Many residents were also suspicious of the influence of the park’s outsize neighbor, New York University, whose buildings overshadow the space and whose campus surrounds it. N.Y.U. officials conceded that the university had contributed $1 million toward the renovation, but according to Mr. Benepe, the university was “studiously uninvolved” in the specifics of the redesign. “They never offered their opinion,” he said.
John Beckman, a university spokesman, added that N.Y.U. never had any formal input in the redesign but simply asked that the dog runs be placed away from its library and that the design try to take into account the school’s tradition of holding its commencement in the park.

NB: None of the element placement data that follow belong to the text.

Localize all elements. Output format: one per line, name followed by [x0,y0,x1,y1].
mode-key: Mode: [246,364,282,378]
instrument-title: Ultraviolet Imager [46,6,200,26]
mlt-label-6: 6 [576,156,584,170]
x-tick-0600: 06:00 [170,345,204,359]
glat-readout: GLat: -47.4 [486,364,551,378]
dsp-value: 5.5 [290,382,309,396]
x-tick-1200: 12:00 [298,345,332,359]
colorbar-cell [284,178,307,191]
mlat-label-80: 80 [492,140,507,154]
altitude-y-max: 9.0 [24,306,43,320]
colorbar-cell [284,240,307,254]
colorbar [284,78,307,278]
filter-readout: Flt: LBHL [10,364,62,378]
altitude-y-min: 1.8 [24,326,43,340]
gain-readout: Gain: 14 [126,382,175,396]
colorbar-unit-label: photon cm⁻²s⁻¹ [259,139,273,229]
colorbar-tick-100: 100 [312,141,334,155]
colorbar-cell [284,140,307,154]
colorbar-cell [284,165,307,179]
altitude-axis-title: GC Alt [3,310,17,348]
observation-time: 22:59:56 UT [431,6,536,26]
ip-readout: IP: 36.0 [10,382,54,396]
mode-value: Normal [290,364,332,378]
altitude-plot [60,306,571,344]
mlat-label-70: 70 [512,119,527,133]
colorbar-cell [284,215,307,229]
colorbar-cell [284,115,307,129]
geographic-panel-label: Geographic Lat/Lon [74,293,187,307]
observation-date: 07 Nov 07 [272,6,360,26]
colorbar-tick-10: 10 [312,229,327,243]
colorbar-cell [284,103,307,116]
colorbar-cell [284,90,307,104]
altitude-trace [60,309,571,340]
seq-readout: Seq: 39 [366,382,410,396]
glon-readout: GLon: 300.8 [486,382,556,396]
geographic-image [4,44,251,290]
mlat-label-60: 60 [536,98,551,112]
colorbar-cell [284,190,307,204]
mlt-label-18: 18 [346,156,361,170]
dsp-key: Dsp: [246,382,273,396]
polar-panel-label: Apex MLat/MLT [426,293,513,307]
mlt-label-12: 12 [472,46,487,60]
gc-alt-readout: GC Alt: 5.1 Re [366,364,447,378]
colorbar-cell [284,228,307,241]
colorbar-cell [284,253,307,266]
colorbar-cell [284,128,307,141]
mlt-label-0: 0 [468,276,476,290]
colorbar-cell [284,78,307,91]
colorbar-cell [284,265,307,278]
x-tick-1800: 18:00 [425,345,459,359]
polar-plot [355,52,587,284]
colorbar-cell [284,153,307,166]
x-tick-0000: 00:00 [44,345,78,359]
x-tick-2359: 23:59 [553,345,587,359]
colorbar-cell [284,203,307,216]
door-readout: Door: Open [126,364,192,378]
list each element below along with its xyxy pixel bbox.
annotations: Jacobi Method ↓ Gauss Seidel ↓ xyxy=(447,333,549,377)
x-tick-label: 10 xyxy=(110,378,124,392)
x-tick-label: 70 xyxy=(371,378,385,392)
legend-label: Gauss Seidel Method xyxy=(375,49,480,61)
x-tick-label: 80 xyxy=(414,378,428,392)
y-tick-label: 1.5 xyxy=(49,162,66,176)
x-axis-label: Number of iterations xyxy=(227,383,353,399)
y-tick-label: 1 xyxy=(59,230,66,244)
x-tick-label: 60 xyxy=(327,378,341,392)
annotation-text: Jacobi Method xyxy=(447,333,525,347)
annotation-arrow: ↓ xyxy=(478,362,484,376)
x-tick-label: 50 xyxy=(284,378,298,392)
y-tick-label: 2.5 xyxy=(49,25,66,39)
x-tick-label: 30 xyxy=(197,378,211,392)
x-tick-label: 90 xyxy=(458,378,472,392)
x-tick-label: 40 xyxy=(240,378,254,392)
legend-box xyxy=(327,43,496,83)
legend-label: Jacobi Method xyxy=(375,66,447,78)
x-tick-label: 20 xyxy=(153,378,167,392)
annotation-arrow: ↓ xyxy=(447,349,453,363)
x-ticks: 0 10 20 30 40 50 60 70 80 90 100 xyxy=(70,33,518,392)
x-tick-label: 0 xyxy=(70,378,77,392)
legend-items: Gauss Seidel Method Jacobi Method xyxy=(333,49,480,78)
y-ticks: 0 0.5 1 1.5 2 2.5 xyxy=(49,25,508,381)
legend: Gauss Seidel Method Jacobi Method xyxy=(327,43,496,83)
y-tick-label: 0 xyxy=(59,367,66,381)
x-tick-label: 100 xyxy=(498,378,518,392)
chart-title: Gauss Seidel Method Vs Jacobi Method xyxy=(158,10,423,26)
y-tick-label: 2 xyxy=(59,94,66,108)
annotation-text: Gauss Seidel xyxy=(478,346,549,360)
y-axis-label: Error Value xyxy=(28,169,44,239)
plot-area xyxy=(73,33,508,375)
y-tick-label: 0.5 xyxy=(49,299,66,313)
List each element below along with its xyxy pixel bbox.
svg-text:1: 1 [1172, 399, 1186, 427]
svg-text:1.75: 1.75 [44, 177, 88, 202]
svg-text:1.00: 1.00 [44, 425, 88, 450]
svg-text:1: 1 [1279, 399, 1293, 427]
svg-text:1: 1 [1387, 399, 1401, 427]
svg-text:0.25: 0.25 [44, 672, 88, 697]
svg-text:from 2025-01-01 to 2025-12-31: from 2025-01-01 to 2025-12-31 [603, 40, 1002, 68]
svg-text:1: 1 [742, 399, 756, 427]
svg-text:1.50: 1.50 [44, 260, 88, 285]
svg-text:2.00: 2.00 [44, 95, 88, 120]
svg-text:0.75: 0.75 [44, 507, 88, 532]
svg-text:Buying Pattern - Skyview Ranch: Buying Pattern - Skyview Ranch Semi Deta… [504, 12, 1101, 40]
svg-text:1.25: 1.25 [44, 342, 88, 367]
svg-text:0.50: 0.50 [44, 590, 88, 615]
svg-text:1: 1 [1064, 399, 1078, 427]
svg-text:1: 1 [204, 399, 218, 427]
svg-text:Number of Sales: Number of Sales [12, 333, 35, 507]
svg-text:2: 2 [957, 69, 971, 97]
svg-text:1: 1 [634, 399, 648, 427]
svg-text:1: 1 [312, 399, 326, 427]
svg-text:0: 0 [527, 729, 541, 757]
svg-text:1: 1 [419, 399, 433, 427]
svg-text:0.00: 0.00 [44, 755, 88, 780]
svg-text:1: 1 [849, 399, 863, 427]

But to critics like Sharon Woolums, who founded the Washington Square Environmental Committee in 2001, the university’s impact on the design is everywhere.
“The park is my backyard,” said Ms. Woolums, who lives nearby on Eighth Street, “but they flattened it out, and now this is much better for their graduation ceremonies.”
To express her concerns, Ms. Woolums recorded a protest song, “When They Tore Down Washington Square Park.” And once work started on the redesign, she staked out the park, hiding behind construction barriers to photograph what she said were bones from the potter’s field that were disturbed by the excavations.
A Park Looks to Its Future
In May 2005, the Landmarks Commission approved the plan for the park, and the following October, at a standing-room-only meeting of Community Board 2, a compromise was rejected that would have, among other things, limited the reduction in the plaza space.
In January 2006, the city’s Art Commission also approved the design. The parks department eventually included some concessions, among them a slightly lowered fence, the elimination of gates and the retention of an elevated stage that had been threatened by the changes.
The last of the lawsuits challenging the plans on grounds like environmental damage and the withholding of information was defeated in December 2007. Within days, the construction fences went up.
Parks department officials insist the transformation of Washington Square Park has been one of the most open in the agency’s history.
“The plan for Washington Square went through more revisions than any in my 30 years working in the parks department,” said Mr. Benepe, who seemed excruciatingly tired when he recalled the months of fighting involved in getting the plan approved.
Now, he says, people will come to love the new Washington Square Park and points to Abingdon Square, another Vellonakis renovation that was also controversial but which Mr. Benepe says is now beloved by its community.
“For most people who live in New York,” Mr. Benepe said, “what they want in a park is to get away, get some photosynthesis, birds chirping, perhaps hear a guitar. They have that now. Most people will not remember what all the fuss was about.”
Yet the criticism barrels on.
Ms. Swan, who lived for eight years at Hudson and Jane Streets in the Village and now lives in Kensington, Brooklyn, still visits the park twice a week.
She hopes that when Phase 1 of the renovation is completed and Phase 2 begins next year on the southwest, southeast and northeast quadrants of the square, she may still be able to persuade parks department officials to save some of the trees or the pathways or the alcove seating that she says was such a facilitator of conversation.
“The biggest question people ask is, ‘Why?’ ” Ms. Swan said. “ ‘Why are they doing this?’
“There was a huge mass of people who fought for three to four years,” she added. “A lot soon ran out of steam, but there are still some people fighting. Though I am not sure a lot can be done.”